If you look at the ‘About’ page I created back in 2014, you will automatically get to know a few random facts about me. I remember when I created that page. I didn’t spend ages trying to make it perfect, or overthink the facts the way I had overthought the name of my blog. Instead, I quickly typed a list, clicked save, and secretly hoped that you would want to visit my little unknown blog again. Since then, my blog name has changed, and my following has increased, but that page has remained entirely the same.
The truth is, those facts have never sparked or inspired any other posts, nor has that page been viewed as particularly important by me. Yet, as I reflect on the events that unfolded yesterday, I cannot ignore the most important fact of all. The fact that I am both English and Turkish. It’s the very reason that my name is viewed as unusual in the UK, and unfortunately, the reason why yesterday’s tragic events in Istanbul have had a profound effect on me.

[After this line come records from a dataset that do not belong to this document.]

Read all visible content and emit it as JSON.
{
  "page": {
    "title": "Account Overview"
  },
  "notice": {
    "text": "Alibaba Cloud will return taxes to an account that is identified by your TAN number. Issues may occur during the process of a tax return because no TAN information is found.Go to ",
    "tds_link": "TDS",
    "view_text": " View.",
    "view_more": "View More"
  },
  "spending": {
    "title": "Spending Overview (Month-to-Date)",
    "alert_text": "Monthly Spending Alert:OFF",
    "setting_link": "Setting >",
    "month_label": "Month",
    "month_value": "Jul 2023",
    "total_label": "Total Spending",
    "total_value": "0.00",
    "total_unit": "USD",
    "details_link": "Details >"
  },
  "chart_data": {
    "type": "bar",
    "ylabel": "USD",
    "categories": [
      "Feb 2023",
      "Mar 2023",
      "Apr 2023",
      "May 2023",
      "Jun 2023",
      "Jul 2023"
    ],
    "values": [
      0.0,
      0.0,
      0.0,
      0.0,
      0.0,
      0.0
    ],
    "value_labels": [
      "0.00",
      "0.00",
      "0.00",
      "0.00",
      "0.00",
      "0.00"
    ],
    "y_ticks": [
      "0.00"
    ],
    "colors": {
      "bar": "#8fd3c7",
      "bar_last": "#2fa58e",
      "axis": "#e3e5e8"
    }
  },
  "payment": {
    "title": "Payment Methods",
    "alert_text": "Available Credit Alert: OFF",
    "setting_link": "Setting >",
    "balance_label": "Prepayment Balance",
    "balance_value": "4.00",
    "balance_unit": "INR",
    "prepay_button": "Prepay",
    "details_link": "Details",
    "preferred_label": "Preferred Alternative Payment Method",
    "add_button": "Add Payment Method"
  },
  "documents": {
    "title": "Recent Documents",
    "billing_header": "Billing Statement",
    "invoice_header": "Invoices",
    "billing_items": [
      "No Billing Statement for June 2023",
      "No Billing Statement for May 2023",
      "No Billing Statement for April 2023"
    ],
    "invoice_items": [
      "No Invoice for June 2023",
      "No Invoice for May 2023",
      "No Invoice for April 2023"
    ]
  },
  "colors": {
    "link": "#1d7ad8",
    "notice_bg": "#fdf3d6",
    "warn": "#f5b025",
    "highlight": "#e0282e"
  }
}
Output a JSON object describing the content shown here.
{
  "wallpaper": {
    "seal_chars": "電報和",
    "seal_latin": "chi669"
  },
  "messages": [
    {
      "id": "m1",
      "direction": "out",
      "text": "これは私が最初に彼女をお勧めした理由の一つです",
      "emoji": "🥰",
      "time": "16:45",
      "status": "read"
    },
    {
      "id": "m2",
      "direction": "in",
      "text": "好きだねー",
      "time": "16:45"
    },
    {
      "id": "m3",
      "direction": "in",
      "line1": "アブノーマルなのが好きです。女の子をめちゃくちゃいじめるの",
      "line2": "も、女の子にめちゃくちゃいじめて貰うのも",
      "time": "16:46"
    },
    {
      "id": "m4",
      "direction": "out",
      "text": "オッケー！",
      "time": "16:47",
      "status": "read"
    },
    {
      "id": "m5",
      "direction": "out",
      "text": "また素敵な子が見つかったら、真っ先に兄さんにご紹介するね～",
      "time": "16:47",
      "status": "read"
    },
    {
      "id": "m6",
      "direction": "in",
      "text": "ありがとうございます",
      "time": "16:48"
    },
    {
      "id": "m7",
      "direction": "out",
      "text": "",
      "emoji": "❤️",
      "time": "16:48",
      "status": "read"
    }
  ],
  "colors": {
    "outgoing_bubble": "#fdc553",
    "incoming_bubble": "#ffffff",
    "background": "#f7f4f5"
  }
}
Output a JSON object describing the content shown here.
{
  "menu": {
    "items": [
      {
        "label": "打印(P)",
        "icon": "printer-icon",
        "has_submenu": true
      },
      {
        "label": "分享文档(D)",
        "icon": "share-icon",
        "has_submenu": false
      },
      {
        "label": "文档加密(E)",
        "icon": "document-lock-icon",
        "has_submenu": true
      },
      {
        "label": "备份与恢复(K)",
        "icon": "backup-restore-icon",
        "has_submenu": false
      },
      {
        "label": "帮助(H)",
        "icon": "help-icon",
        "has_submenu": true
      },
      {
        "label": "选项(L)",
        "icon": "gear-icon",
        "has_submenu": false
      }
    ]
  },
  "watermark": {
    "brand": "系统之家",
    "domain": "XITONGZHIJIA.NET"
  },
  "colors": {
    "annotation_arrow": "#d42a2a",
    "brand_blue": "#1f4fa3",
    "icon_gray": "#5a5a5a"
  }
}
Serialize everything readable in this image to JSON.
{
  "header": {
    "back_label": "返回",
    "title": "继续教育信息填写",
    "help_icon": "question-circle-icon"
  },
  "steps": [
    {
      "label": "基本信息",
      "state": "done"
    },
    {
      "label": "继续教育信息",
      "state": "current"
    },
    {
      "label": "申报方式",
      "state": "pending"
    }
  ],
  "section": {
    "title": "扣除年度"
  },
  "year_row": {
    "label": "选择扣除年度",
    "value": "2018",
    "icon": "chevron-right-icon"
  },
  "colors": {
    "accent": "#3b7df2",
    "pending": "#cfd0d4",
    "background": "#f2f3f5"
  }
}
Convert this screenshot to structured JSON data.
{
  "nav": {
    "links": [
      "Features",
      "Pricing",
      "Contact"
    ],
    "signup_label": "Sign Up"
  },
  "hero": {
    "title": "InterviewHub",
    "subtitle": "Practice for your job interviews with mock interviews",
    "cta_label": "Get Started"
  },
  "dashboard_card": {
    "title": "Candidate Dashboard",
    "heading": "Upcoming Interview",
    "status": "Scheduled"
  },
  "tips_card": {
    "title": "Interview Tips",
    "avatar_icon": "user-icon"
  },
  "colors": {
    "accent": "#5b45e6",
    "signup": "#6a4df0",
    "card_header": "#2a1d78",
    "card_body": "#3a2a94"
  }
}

Over the years, I’ve learnt how to deal with the language barriers, culture differences and saying goodbye to family after two weeks spent in the sun. I’ve also learnt to grieve the amazing lady that my grandmother was, whilst completing my exams, having narrowly missed my opportunity to say goodbye. Even so, when I discovered that there had been an attack on Istanbul’s Ataturk international airport, I suddenly felt an overwhelming sense of disconnect. As the news broadcasted David Cameron’s live EU speech, my family were marking themselves as safe on Facebook. It suddenly dawned on me that I was in a different country and I was disconnected from some of the people that I care about most dearly. Disconnected from the family members who live in Istanbul and disconnected from the country which is a part of who I am.
Similar to many other people in the UK, I’ve spent the past few days discussing the EU referendum and the fears I have for my future, and the country that I have always called home. However, after hearing about the awful events that happened yesterday, whether that be the increase in racial attacks and xenophobia in the UK, or the attack in Istanbul, everything has once again been put into perspective. We have the technology to be more connected than ever, yet we are still so far apart.
The modern world used to feel like such a blessing, but the negative stream of daily news is making it seem more like a curse. Every time we get closer to equality, another group of people are unfairly targeted, and the cycle of suffering begins once again. The cycle of suffering which happens everyday, and sometimes becomes headline news, but is often wrongfully overlooked. The previous sentence may seem irrelevant to those who choose to ignore the hurting of those they do not know, but the sad reality is that it’s the truth.
I am heartbroken for Turkey and the families of the innocent people who were taken too soon. I am heartbroken for Britain and the people who are now being subjected to unlawful racial and xenophobic attacks. I am heartbroken for the rest of the world, for those with a voice that is being ignored and for those who are yet to be given a voice at all. This is not the modern world that our ancestors fought for. This is not the modern world that we should accept.